30 Sep

Ile de France: de premières vendanges prometteuses depuis l’obtention de l’IGP

Encouragés par le dérèglement climatique, des vignerons ressuscitent la filière viticole en Ile-de-France, grâce notamment au label « Indication géographique protégée » (IGP), obtenu en mai, qui leur permet de vendre une production locale encore embryonnaire sur un marché très concurrentiel.

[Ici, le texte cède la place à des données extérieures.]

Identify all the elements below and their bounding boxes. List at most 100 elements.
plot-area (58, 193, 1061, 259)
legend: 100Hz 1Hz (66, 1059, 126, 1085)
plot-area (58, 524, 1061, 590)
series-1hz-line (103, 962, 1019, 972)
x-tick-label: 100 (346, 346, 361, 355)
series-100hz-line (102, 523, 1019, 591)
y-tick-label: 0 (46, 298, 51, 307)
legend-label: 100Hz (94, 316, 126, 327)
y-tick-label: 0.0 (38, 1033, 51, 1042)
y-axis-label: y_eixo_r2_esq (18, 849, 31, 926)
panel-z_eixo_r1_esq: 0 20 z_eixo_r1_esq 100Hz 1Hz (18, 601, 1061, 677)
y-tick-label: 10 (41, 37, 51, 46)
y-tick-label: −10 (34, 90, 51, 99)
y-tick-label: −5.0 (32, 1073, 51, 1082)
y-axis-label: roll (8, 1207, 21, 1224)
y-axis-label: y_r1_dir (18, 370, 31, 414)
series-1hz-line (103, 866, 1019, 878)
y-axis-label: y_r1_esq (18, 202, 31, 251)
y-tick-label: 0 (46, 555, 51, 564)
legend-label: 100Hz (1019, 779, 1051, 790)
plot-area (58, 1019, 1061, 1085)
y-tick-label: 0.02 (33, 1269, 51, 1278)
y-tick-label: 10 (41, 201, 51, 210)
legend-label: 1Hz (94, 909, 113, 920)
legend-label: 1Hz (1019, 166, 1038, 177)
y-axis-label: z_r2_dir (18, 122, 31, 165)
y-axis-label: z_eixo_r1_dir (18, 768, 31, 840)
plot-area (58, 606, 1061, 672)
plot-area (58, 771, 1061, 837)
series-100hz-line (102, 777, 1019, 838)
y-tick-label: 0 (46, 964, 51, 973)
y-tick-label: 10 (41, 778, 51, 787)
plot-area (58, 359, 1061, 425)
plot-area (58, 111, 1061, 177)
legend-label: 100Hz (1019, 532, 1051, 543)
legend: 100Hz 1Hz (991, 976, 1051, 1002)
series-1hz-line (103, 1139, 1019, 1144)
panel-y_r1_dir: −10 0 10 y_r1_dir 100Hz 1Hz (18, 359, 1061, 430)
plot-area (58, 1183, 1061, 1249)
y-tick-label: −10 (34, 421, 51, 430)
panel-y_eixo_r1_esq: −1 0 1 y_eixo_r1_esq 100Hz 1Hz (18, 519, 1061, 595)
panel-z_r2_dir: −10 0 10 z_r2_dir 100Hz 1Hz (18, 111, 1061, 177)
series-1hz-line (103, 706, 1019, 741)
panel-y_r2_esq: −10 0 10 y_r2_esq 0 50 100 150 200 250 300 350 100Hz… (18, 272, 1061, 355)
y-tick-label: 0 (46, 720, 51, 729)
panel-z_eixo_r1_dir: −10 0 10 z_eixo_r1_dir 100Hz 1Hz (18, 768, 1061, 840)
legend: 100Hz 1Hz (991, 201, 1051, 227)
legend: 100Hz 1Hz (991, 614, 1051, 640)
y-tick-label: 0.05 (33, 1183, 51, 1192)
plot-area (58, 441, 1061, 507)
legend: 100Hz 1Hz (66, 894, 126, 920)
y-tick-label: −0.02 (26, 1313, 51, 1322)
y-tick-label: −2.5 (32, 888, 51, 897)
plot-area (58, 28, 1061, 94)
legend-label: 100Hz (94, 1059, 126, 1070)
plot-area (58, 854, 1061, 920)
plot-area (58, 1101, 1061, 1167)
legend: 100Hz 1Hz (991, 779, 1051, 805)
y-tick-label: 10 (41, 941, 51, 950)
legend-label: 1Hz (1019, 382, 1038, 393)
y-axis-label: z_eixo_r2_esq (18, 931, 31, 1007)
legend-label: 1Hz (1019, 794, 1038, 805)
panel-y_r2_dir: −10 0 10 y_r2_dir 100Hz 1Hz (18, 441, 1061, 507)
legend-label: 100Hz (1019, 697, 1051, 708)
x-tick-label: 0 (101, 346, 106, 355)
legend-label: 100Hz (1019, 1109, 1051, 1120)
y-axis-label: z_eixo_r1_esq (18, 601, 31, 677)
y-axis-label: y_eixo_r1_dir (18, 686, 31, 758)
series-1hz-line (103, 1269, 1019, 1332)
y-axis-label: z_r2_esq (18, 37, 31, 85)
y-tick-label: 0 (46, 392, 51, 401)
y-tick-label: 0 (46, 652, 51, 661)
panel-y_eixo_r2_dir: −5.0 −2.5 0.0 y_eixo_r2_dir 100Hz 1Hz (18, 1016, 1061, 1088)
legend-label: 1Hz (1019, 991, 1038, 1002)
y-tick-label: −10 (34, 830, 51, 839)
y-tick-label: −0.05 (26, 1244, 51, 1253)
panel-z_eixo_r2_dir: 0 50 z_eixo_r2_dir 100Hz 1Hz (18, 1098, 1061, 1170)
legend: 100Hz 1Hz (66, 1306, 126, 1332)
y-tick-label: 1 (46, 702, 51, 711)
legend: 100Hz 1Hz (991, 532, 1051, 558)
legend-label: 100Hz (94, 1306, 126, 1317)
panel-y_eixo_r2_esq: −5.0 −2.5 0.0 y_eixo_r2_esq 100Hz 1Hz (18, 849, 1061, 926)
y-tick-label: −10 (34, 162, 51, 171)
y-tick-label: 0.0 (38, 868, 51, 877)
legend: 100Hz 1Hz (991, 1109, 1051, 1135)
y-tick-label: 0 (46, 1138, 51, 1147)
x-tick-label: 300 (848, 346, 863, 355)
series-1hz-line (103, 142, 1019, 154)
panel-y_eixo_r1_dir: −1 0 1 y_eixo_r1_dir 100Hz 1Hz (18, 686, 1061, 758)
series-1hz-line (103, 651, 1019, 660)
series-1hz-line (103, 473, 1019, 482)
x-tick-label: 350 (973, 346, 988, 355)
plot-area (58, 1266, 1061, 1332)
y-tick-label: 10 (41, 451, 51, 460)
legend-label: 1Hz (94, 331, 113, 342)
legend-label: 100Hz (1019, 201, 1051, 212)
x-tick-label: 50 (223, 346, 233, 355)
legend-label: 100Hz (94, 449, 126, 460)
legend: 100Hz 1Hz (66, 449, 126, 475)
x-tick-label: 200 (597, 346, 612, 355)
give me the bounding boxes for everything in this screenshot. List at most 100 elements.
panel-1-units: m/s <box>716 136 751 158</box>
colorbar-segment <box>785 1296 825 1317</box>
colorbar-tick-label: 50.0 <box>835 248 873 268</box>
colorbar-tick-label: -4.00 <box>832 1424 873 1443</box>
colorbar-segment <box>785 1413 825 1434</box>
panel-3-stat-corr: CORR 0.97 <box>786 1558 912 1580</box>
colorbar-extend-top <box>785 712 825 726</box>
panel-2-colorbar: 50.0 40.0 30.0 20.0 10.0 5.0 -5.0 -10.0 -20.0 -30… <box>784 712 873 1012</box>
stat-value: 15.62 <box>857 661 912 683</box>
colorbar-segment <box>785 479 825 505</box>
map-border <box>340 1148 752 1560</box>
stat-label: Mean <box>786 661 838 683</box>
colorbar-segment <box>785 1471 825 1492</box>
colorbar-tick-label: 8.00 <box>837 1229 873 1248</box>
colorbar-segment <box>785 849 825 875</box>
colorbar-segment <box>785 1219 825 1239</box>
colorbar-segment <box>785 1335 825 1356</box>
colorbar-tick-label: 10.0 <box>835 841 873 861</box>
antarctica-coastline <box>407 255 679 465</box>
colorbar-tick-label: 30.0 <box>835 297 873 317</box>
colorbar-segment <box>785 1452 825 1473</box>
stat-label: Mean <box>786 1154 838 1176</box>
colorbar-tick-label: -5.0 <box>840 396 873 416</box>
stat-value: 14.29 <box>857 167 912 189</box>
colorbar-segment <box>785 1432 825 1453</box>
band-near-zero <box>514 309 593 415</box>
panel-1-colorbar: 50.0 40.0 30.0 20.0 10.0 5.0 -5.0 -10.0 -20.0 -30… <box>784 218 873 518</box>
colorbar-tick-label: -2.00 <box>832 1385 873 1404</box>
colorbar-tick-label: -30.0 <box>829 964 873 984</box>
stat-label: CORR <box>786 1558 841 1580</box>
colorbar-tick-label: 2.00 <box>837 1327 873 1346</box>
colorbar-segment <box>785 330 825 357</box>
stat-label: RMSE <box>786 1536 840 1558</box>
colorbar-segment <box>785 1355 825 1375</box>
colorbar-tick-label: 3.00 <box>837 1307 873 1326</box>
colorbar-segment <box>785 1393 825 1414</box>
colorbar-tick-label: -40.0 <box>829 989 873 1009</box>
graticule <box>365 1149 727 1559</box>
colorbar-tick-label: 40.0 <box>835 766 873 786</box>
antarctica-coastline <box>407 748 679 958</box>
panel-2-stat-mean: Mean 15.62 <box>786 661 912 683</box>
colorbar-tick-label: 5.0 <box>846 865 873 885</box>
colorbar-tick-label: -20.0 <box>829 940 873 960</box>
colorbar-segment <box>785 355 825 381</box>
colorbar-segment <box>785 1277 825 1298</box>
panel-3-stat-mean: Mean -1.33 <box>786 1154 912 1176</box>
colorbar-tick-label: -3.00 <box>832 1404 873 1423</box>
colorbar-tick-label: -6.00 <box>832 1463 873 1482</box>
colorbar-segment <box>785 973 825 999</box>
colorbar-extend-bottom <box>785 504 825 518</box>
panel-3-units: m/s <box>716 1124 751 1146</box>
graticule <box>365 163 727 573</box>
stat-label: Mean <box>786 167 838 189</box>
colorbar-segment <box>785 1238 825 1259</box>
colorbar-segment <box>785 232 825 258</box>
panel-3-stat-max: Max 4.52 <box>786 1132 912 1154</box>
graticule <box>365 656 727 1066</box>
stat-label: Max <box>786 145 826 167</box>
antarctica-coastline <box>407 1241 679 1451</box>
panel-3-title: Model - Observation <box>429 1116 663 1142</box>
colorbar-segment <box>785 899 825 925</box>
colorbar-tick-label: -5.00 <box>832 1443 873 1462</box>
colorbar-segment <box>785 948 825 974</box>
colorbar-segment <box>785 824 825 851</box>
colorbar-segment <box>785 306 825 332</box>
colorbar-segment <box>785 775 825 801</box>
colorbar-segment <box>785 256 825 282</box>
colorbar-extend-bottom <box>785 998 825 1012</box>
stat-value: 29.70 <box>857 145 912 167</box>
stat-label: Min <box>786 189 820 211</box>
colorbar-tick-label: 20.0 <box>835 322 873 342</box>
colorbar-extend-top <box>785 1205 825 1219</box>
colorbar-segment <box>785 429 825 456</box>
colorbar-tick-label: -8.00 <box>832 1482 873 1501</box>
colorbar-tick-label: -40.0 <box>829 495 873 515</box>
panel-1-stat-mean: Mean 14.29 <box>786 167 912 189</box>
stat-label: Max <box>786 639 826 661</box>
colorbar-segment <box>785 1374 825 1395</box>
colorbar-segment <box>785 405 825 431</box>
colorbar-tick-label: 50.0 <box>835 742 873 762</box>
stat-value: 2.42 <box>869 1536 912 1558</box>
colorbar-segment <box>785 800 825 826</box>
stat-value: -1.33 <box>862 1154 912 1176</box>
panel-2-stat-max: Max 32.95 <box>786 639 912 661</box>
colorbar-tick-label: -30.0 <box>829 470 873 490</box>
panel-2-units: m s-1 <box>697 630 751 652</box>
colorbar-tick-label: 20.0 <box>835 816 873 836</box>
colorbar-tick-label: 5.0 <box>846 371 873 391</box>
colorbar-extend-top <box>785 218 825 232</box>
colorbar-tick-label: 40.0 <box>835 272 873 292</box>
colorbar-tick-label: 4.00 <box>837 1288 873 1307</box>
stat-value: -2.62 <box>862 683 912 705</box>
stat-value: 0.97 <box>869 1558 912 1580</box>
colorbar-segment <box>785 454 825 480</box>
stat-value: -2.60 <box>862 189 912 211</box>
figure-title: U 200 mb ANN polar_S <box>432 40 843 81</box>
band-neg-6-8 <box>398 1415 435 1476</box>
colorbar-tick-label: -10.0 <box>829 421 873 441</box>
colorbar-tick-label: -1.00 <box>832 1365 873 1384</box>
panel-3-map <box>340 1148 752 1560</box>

Image d’illustration © JPS

Un samedi de septembre, Jean-Michel Bourgoin vendange avec famille et amis le fruit de « trois ans de labeur », de la plantation des vignes sur ce terrain de Blunay (Seine-et-Marne) jusqu’à la récolte des premières grappes. Cet hectare et demi de ceps avoisine les coteaux que possédait sa grand-mère, dont les dernières vignes ont disparu en 1992. Le paysagiste de 52 ans évoque avec nostalgie « la petite vigne familiale », les paysages de son enfance et ces « vins que s’échangeaient les anciens ».
Un peu plus loin, Patrice Bersac, président du syndicat des vignerons d’Ile-de-France, goûte consciencieusement le jus violacé d’un Merlot à venir et s’enthousiasme de ces « siècles d’Histoire qui sont en train de renaître ». Car l’Ile-de-France viticole historique, « territoire plus grand que l’Ile-de-France administrative », a longtemps été le plus vaste vignoble de France, narre le responsable.
Né à l’époque romaine, il a commencé à décliner au XIXe siècle; l’oïdium, le mildiou, le phylloxéra, la guerre de 70, l’urbanisation des terres et la concurrence des vins du Sud ont eu raison des quelque 40.000 hectares de vignes franciliennes. Les viticulteurs ont donc vendu leurs parcelles et le paysage rural en a été transformé.
 
PRECIEUSE IGP
Depuis vingt ans, quelques passionnés, dont Patrice Bersac, tentent de restaurer ce vignoble, parcelle par parcelle. Objectif « modeste » du syndicat qui fédère actuellement une soixantaine de vignerons: reconquérir 1.000 hectares à l’horizon 2030.
Ainsi, en mai 2020, les vins d’Ile-de-France obtiennent l’indication géographique protégée (IGP) – anciennement « vins de pays » auprès de l’institut national des appellations d’origine (INAO). Cette reconnaissance garantit « la qualité », « l’origine », « les pratiques » mais aussi « une présence et une notoriété fortes » à l’échelle européenne, se réjouit Louis-Victor Charvet, expert du guide des vins Bettane+Desseauve.
Elle permet également aux vignerons de vendre leur production à un meilleur prix, note Antoine De Clermont-Tonnerre. Une stratégie judicieuse alors que les coûts de production augmentent, constate ce conseiller viticole. Sur un marché fortement concurrentiel, « la France doit faire le choix de la production qualitative », argue-t-il. Les vignerons espèrent que l’attrait des consommateurs franciliens pour une IGP locale leur permettra de juguler le recul global de la consommation de vin, divisée par deux en 50 ans à l’échelle nationale, explique M. Charvet qui souligne le « très bon rapport qualité-prix de l’IGP ».
Encore discret, le vignoble francilien « a vocation à doubler ou tripler rapidement », estime l’expert. Encadré par des labels, il peut même « redevenir un vignoble de premier plan ». Car si les terres franciliennes ne produisent pas des vins « d’une grande complexité », elles donnent naissance à des « vins de qualité et supérieurs », rassure Louis-Victor Charvet. 
Un ensoleillement plus important et des températures plus élevées: le réchauffement climatique profite aux vignerons franciliens qui parviennent à une meilleure maturité du raisin et des vins plus sucrés, explique l’expert. Les aléas (gel, précipitations, etc.) qui en découlent sont rapidement évacués par Antoine De Clermont-Tonnerre: « C’est le métier du vigneron de s’adapter ». Grâce à ce climat « exceptionnel », Jean-Michel Bourgoin n’a fait subir aucun traitement chimique à ses six cépages, mais « ce ne sera pas toujours le cas », prévient Patrice Bersac.
Au pressoir, entourés de cuves sur lesquelles sont inscrits « Gamay », « Pinot noir », « Chardo », Patrice, Antoine et Jean-Michel dégustent le jus un peu laiteux des grappes fraîchement pressées. Après « 750 heures par an passées dans la vigne », les trois hommes ressentent « de la joie, de la fierté », avant la première bouteille de vin nouveau en octobre.